Category: Artists' Film International — Published:
Artists’ Film International is a collaborative project featuring film, video and animation from around the world. During 2020, works responding to the theme of language unfold across all 20 partner organisations. As our venues’ doors are temporarily shut, we are continuing to share exciting international work online for a limited period.
Below is a trailer for Lerato Shadi’s film Mabogo Dinku, which was selected by The Friends of Iziko South African National Gallery, Cape Town to be screened throughout April 2020.

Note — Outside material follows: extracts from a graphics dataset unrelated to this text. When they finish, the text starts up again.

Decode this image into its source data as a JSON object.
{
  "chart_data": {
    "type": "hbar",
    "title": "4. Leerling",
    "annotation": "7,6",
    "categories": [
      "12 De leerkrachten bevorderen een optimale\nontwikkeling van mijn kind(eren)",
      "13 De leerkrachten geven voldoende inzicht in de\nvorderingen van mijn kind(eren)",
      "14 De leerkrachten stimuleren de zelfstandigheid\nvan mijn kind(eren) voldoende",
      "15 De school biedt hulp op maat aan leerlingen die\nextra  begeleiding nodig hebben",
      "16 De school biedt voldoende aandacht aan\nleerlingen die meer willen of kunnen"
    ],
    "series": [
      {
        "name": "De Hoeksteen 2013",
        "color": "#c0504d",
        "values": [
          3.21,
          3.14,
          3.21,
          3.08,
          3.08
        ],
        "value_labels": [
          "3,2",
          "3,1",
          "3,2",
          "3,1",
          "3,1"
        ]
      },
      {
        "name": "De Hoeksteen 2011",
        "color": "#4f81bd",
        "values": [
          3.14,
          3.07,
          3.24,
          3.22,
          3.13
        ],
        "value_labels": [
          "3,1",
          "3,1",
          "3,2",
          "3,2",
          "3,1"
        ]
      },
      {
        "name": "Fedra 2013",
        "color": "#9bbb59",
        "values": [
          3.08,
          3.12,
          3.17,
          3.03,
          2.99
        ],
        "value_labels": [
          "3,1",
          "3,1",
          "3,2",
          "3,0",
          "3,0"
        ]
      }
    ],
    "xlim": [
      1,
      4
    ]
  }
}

Expressive hand movements accompany a folk song in a South African language. Some gestures are universally recognisable from waving and beckoning to pointing and halting. However, their full meaning along with the words of the song escapes us without subtitles. In Mabogo Dinku (2019), Lerato Shadi (b. South Africa) offers a take on the history of her people marginalised during the apartheid regime. By not translating her own language into English or another dominant European language, Shadi rejects the history of Western colonisation in South Africa and ensures the viewer listens to her mother tongue.
Lerato Shadi was born in Mahikeng, South Africa, and lives and works in Berlin. She graduated from the University of Johannesburg in 2006 and earned a MA in Spatial Strategies from the Weißensee Academy of Art in Berlin. Shadi works across video, performance and installation, often employing repetitive processes. Her work has been included in international exhibitions, most recently at the 14th Curitiba Biennal in Brazil; Zeitz MOCAA in Cape Town. She has been awarded the Alumni Dignitas Award of the University of Johannesburg in 2016, the Villa Romana Prize in 2018, and the Berliner Senat Arbeitsstipendium in 2019. Her work is in the collection of Tate, London, n.b.k. Videoforum, Berlin and Iziko South African National Gallery.

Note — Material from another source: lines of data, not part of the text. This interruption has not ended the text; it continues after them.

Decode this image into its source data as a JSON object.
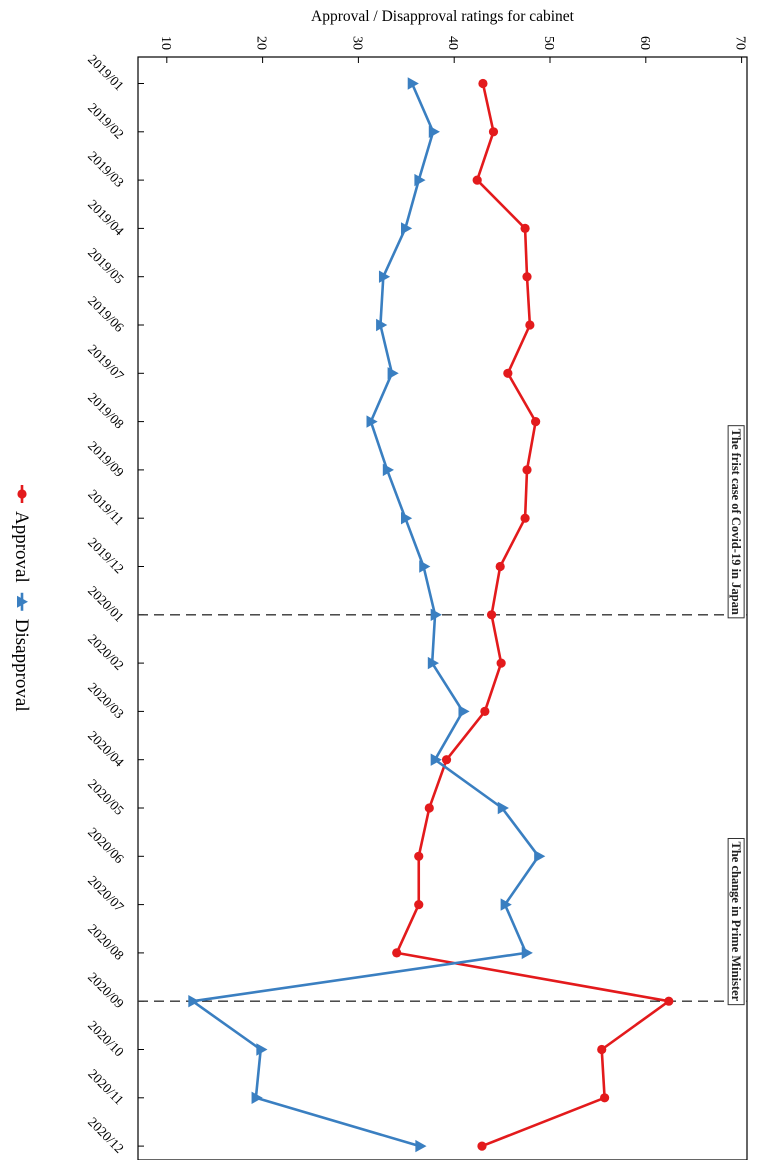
{
  "chart_data": {
    "type": "line",
    "title": "Approval / Disapproval ratings for cabinet",
    "xlabel": "",
    "ylabel": "",
    "categories": [
      "2019/01",
      "2019/02",
      "2019/03",
      "2019/04",
      "2019/05",
      "2019/06",
      "2019/07",
      "2019/08",
      "2019/09",
      "2019/11",
      "2019/12",
      "2020/01",
      "2020/02",
      "2020/03",
      "2020/04",
      "2020/05",
      "2020/06",
      "2020/07",
      "2020/08",
      "2020/09",
      "2020/10",
      "2020/11",
      "2020/12"
    ],
    "value_axis": {
      "min": 7,
      "max": 71,
      "ticks": [
        10,
        20,
        30,
        40,
        50,
        60,
        70
      ]
    },
    "series": [
      {
        "name": "Approval",
        "color": "#e31a1c",
        "marker": "circle",
        "values": [
          43.0,
          44.1,
          42.4,
          47.4,
          47.6,
          47.9,
          45.6,
          48.5,
          47.6,
          47.4,
          44.8,
          43.9,
          44.9,
          43.2,
          39.2,
          37.4,
          36.3,
          36.3,
          34.0,
          62.4,
          55.4,
          55.7,
          42.9
        ]
      },
      {
        "name": "Disapproval",
        "color": "#3a7fc1",
        "marker": "triangle",
        "values": [
          35.6,
          37.8,
          36.3,
          34.9,
          32.6,
          32.3,
          33.5,
          31.3,
          33.0,
          34.9,
          36.8,
          38.0,
          37.7,
          40.9,
          38.0,
          45.0,
          48.8,
          45.3,
          47.5,
          12.7,
          19.8,
          19.3,
          36.4
        ]
      }
    ],
    "annotations": [
      {
        "category": "2020/01",
        "text": "The frist case of Covid-19 in Japan"
      },
      {
        "category": "2020/09",
        "text": "The change in Prime Minister"
      }
    ],
    "legend": [
      "Approval",
      "Disapproval"
    ],
    "legend_position": "bottom",
    "orientation": "rotated-90-clockwise",
    "grid": false
  }
}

The Iziko South African National Gallery in Cape Town was established nearly 150 years ago and the national collection reflects that history, with works by Southern African artists and the diaspora and also artworks by British, Dutch and other international artists. The Friends of Iziko South African National Gallery, with its focus on public art engagement and fundraising, is pleased to be the curator of the AFI project, supported by the National Gallery.